Here, consolidated=True means open the store using zarr’s consolidated metadata capability and chunks={} means load the data with dask using engine preferred chunks. See the xarray documentation for more details.

Method 2: Accessing Data using the NPD Data Catalogs

Alternatively, users can explore the metadata & output variables from the Near-Present-Day simulations on their local machine using one of the NPD Data Catalogs.
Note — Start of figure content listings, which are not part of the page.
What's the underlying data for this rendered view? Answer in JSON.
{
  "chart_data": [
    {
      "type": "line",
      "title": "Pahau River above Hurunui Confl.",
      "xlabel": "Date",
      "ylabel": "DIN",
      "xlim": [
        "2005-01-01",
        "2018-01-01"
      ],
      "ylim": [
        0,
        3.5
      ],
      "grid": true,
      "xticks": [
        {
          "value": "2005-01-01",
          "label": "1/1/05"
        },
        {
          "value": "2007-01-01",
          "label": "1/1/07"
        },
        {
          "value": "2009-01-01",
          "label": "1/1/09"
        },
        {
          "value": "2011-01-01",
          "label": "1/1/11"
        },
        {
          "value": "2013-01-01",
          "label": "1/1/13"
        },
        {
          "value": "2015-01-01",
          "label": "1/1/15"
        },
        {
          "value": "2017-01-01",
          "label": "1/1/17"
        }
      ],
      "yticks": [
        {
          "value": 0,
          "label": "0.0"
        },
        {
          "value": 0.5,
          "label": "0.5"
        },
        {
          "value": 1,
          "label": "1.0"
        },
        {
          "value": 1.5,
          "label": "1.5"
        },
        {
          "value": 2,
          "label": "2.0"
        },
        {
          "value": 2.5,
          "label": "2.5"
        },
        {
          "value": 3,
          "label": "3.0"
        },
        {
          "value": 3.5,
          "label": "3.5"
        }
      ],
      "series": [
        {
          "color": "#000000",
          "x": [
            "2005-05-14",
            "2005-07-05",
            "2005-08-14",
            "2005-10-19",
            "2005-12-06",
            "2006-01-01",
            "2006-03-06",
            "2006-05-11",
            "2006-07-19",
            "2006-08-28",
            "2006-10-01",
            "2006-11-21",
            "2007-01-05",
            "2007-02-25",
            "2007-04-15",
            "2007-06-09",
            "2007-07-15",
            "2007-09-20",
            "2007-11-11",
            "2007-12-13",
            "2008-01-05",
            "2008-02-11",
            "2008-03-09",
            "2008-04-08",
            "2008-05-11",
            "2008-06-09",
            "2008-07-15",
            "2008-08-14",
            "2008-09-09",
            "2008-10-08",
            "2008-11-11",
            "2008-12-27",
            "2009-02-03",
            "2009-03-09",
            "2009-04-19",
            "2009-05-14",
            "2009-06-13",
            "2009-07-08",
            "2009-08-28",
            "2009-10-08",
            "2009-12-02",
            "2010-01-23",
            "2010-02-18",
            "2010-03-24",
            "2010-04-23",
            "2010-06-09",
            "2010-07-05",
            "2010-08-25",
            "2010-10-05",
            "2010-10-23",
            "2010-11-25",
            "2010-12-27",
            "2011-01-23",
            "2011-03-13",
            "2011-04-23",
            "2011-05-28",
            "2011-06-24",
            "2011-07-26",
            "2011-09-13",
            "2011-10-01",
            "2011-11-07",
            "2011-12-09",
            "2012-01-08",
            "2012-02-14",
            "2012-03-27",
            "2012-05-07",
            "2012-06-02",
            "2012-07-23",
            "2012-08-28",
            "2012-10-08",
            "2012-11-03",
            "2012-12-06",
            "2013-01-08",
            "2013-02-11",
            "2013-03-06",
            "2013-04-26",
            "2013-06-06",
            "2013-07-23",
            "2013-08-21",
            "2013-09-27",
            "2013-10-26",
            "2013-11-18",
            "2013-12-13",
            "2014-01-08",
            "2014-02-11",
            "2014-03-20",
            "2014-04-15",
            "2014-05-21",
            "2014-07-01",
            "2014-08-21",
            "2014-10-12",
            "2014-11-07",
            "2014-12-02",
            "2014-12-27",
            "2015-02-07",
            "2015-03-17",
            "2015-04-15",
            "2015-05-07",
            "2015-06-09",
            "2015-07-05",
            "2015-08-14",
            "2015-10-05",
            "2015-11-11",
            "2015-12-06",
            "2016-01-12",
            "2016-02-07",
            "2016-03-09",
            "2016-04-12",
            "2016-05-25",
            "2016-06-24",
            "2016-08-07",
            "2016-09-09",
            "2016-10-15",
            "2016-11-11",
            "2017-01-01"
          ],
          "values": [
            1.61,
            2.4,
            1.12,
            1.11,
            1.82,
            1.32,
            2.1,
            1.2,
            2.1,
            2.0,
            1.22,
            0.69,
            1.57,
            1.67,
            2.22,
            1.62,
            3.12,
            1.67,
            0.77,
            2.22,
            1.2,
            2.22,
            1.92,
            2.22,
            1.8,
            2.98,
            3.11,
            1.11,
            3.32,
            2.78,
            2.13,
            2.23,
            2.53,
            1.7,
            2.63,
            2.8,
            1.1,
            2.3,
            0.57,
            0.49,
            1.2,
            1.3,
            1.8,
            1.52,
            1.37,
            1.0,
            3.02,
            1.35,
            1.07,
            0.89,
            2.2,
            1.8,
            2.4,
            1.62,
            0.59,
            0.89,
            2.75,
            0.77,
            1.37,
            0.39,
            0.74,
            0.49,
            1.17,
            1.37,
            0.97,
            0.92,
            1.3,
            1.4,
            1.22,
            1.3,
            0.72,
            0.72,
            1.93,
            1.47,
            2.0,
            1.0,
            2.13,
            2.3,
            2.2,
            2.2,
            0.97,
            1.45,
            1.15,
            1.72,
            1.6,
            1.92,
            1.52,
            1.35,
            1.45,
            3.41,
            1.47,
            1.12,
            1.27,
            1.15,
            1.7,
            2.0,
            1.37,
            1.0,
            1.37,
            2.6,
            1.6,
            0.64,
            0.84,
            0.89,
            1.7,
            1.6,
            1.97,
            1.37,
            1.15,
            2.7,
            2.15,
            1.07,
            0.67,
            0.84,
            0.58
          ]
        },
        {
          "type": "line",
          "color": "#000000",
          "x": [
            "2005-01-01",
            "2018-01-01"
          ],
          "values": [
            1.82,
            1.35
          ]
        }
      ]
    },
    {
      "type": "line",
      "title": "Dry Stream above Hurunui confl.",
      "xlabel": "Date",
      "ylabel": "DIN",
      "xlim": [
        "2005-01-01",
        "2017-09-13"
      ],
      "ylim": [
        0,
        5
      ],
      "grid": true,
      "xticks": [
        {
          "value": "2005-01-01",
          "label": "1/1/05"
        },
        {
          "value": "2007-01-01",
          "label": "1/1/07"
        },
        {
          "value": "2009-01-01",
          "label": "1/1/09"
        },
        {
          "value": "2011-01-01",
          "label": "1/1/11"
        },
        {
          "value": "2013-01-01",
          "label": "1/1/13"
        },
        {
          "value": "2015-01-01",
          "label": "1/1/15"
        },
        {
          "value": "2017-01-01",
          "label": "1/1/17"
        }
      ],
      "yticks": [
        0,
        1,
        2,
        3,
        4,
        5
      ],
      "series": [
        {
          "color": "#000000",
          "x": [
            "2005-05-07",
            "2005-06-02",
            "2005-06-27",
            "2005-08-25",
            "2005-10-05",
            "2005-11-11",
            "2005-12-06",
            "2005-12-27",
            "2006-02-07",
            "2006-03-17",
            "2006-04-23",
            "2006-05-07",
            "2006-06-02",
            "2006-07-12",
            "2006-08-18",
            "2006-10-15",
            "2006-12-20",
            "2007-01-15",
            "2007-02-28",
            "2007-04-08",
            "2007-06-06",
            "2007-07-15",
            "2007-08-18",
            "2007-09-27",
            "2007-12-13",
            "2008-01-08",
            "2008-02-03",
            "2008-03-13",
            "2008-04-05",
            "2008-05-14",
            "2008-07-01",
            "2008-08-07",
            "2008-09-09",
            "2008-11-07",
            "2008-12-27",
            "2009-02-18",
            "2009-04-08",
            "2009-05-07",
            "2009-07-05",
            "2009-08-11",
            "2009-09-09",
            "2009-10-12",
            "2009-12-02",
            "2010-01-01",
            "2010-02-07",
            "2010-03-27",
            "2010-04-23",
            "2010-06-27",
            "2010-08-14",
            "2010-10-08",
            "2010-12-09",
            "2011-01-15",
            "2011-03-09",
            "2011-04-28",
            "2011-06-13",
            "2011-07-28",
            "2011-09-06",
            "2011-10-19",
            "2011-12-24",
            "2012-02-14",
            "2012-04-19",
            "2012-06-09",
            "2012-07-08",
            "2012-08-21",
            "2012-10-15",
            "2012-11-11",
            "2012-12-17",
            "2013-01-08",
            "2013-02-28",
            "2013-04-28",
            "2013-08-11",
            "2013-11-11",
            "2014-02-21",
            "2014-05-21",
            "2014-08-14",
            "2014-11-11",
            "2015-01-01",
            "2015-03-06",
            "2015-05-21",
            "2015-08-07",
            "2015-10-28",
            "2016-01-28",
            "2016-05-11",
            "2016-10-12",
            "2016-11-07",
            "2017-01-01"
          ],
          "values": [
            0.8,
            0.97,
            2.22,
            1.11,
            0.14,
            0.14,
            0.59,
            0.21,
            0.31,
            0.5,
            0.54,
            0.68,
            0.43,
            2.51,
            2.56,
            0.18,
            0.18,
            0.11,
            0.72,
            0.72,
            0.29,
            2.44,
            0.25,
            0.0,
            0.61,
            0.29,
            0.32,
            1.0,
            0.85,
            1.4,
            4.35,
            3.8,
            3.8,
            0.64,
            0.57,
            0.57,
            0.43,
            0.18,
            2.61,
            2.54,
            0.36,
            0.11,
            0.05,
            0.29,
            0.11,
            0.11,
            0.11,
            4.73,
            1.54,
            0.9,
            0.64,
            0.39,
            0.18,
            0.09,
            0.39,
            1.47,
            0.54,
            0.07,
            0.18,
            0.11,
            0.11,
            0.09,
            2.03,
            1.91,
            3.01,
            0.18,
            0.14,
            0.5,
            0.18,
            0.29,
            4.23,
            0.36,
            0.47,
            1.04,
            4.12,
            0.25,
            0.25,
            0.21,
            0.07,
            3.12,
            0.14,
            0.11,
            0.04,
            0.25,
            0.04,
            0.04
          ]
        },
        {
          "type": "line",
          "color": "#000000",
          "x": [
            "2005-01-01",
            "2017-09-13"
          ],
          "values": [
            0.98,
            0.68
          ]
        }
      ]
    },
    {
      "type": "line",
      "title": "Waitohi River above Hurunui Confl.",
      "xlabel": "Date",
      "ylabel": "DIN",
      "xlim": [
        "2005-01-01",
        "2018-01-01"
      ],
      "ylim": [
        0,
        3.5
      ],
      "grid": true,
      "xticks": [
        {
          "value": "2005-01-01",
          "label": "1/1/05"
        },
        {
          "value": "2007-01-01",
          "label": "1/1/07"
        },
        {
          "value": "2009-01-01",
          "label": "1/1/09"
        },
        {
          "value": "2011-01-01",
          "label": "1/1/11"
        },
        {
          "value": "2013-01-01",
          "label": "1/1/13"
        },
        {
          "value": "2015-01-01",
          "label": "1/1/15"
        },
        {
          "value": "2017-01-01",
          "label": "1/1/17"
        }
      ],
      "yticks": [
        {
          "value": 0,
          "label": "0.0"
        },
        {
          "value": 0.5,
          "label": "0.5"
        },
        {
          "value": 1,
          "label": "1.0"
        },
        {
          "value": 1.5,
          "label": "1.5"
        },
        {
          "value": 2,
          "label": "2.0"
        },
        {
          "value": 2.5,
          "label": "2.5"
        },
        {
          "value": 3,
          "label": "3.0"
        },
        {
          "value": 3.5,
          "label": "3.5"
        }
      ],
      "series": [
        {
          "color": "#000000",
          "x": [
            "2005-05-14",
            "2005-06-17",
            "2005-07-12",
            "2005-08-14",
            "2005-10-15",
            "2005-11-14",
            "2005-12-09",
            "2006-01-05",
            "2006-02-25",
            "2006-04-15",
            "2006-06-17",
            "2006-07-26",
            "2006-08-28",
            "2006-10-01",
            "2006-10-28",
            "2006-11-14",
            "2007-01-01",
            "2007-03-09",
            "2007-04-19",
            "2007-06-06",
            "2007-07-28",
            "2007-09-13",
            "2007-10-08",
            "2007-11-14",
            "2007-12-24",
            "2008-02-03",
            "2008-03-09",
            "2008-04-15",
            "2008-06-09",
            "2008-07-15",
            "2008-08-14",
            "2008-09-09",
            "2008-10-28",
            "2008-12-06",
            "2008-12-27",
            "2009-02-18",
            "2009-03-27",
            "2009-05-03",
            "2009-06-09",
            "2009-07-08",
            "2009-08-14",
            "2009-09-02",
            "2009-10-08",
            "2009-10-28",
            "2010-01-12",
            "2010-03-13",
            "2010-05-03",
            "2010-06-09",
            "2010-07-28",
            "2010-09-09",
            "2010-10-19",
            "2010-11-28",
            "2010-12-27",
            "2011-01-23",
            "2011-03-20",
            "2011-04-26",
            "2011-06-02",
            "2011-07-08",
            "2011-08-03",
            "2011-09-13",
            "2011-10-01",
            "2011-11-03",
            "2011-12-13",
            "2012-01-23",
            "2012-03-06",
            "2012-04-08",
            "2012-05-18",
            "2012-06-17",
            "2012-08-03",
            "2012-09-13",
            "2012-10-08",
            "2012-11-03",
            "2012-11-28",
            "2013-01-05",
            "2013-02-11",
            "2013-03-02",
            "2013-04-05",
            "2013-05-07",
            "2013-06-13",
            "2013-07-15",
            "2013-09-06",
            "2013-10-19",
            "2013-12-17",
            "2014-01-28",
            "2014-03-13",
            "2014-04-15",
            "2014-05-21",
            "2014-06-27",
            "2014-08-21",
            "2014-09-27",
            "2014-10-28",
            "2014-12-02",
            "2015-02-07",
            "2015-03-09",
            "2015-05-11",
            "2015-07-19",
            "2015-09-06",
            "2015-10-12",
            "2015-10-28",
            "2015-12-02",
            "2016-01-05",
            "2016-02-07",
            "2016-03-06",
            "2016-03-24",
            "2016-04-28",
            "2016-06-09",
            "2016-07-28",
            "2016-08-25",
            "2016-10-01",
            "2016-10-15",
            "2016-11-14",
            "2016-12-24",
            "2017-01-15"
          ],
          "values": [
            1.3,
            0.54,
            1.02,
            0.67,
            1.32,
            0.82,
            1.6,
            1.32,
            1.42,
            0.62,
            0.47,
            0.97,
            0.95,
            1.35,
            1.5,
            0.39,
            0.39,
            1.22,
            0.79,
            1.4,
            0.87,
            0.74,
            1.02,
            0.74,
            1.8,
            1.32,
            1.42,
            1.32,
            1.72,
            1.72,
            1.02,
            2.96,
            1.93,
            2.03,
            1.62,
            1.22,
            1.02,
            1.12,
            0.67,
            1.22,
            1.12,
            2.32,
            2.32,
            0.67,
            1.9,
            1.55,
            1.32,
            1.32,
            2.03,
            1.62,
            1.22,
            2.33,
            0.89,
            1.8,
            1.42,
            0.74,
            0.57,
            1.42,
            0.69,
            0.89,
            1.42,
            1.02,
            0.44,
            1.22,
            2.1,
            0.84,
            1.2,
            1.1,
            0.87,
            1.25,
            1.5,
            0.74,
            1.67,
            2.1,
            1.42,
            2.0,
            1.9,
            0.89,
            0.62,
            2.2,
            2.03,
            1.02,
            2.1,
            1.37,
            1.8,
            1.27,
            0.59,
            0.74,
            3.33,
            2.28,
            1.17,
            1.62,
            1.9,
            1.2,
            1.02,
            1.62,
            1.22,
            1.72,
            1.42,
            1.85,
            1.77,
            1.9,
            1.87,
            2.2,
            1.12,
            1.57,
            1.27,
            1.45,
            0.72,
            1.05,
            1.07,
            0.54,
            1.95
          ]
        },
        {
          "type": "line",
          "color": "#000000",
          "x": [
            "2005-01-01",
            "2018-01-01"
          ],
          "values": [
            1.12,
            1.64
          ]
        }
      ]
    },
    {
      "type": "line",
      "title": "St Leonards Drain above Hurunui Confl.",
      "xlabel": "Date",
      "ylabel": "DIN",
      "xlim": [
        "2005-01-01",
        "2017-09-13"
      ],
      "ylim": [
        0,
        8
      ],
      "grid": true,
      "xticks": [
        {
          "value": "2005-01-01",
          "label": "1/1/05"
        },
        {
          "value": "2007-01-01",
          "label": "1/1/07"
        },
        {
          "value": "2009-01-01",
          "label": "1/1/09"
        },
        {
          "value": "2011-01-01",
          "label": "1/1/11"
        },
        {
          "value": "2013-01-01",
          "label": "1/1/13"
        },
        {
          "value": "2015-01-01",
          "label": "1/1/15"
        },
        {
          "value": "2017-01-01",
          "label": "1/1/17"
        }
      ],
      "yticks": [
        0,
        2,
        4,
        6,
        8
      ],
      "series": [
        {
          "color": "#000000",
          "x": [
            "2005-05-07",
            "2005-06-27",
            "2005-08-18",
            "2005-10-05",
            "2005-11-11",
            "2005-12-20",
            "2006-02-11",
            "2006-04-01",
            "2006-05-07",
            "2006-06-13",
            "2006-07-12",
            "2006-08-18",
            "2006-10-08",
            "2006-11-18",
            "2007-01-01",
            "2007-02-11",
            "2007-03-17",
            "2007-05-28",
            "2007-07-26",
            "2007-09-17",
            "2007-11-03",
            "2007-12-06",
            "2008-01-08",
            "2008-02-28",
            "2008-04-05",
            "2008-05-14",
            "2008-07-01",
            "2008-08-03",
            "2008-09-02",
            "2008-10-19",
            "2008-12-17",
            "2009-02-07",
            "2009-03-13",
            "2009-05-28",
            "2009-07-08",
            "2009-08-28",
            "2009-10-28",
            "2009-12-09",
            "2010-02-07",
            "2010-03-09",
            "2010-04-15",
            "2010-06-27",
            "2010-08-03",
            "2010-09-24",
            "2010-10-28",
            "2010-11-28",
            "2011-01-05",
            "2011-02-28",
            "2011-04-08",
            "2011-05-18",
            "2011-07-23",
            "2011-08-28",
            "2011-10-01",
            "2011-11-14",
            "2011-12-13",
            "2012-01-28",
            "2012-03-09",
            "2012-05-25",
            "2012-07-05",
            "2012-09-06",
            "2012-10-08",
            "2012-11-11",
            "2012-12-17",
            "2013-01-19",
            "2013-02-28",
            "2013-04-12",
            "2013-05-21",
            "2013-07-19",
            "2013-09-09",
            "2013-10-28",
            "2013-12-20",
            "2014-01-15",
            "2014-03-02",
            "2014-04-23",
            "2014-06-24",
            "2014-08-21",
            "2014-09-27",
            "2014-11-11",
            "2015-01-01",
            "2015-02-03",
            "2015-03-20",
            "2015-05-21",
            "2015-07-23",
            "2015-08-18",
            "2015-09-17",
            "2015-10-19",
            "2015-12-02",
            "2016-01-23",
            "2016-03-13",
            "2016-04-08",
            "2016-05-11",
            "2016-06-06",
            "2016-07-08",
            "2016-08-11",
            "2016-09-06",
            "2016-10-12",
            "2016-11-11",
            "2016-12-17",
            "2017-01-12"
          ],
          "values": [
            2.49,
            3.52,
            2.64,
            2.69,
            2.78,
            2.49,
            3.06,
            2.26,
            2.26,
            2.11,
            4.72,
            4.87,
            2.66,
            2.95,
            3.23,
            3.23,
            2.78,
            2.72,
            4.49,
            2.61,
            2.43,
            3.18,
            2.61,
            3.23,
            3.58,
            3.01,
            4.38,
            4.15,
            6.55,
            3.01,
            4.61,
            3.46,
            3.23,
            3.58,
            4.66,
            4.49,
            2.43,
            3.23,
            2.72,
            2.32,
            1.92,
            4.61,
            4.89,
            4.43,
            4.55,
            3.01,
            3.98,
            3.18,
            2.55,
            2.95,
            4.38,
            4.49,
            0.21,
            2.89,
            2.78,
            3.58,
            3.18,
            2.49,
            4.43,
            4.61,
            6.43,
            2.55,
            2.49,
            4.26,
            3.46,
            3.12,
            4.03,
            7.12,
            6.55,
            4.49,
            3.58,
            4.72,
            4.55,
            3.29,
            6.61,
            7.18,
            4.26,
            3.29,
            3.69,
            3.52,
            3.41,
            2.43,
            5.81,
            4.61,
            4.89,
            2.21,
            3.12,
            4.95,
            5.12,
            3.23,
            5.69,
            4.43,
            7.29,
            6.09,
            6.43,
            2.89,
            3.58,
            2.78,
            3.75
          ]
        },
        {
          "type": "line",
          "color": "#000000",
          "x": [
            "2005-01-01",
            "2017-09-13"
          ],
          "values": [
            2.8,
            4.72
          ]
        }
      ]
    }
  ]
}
Below, we show how to access the same eORCA1-JRA55v1 annual mean sea surface temperature dataset using the NPD Data Catalog available via GitHub, which contains all of the NPD JRA55-do datasets available on the JASMIN Object Store:

Example: Accessing eORCA1-JRA55v1 Sea Surface Temperature using the NPD Data Catalog

# Import required Python packages:
import pandas as pd
import xarray as xr

# Defining the NPD JRA55-do Data Catalog URL:
catalog_url = "https://raw.githubusercontent.com/NOC-MSM/NOC_Near_Present_Day/main/jasmin_os/catalogs/npd_jra55_v1_catalog.csv"

# Read the data catalog using pandas:
catalog = pd.read_csv(catalog_url)

# Query the NPD JRA55-do data catalog:
sst_url = catalog.query("variable == 'tos_con' & freq == '1y' & model == 'eORCA1'")["url"].iloc[0]

# Open eORCA1-JRA55v1 annual mean SST data:
tos_con = xr.open_zarr(sst_url, consolidated=True, chunks={})

Searching the NPD Data Catalog

To explore the available Near-Present-Day outputs stored in the JASMIN Object Store, users can access the Data Catalogs (shown in Available Ocean & Sea-Ice Outputs) as a DataFrame on their local machine.

Once a chosen output variable is identified, users can specify the NEMO model grid type (grid), temporal frequency (freq) of the output, and the variable name (variable) to access the data as an xarray Dataset. The options for the grid & freq parameters are listed below:

grid = ["T", "U", "V", "W", "I", "S", "M"]

freq = ["5d", "1m", "1y"]

For users seeking to access Secondary outputs of the Near-Present-Day simulations (including AMOC diagnostics), the following options should be chosen: grid="M" and freq="1m".